The correct answer is option (B):
100
Let's break down this profit maximization problem step by step.
First, we need to understand the cost function: `C(x) = 240 + bx + cx^2`. We are also given that the selling price per unit is `30`. The revenue from selling x units is `R(x) = 30x`. The profit function, `P(x)`, is the difference between revenue and cost: `P(x) = R(x) - C(x) = 30x - (240 + bx + cx^2) = 30x - 240 - bx - cx^2`.
Now let's use the information about the production cost changes.
* Doubling production from 20 to 40 units increases the cost by 66.66% (which is approximately 2/3).

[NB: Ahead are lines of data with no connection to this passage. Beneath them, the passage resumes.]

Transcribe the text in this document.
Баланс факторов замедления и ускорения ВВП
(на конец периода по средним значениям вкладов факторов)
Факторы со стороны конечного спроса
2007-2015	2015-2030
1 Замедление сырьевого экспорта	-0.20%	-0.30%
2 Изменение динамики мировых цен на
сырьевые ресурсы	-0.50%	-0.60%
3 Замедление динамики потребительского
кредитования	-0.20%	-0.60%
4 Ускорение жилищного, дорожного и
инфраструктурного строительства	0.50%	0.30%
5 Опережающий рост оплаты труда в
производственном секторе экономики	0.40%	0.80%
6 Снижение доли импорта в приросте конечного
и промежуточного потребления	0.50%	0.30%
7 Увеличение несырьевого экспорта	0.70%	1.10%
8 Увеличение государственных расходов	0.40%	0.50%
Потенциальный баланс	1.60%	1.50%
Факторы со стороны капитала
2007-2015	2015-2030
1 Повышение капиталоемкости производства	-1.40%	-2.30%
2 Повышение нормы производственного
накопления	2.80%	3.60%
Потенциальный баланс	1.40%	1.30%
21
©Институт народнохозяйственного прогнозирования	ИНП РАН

`C(40) - C(20) = (2/3) * C(20)`
`C(40) = (5/3) * C(20)`
Substituting the cost function:
`240 + 40b + 1600c = (5/3) * (240 + 20b + 400c)`
`720 + 120b + 4800c = 1200 + 100b + 2000c`
`20b + 2800c = 480` (Equation 1)
* Increasing production from 40 to 60 units increases the cost by 50% (which is 1/2).
`C(60) - C(40) = (1/2) * C(40)`
`C(60) = (3/2) * C(40)`
Substituting the cost function:
`240 + 60b + 3600c = (3/2) * (240 + 40b + 1600c)`
`480 + 120b + 7200c = 720 + 120b + 4800c`
`2400c = 240`
`c = 1/10 = 0.1`
Substitute `c = 0.1` into Equation 1:
`20b + 2800 * 0.1 = 480`
`20b + 280 = 480`
`20b = 200`
`b = 10`
So, the cost function is `C(x) = 240 + 10x + 0.1x^2`. Now we can refine our profit function:
`P(x) = 30x - 240 - 10x - 0.1x^2 = 20x - 240 - 0.1x^2`
To maximize profit, we need to find the critical points by taking the derivative of the profit function with respect to x and setting it equal to zero:
`P'(x) = 20 - 0.2x = 0`
`0.2x = 20`
`x = 100`
To verify that this is a maximum, we can take the second derivative:
`P''(x) = -0.2`
Since the second derivative is negative, we have a maximum at x = 100.
Therefore, Mr. Avinash should produce 100 units daily to maximize his profit.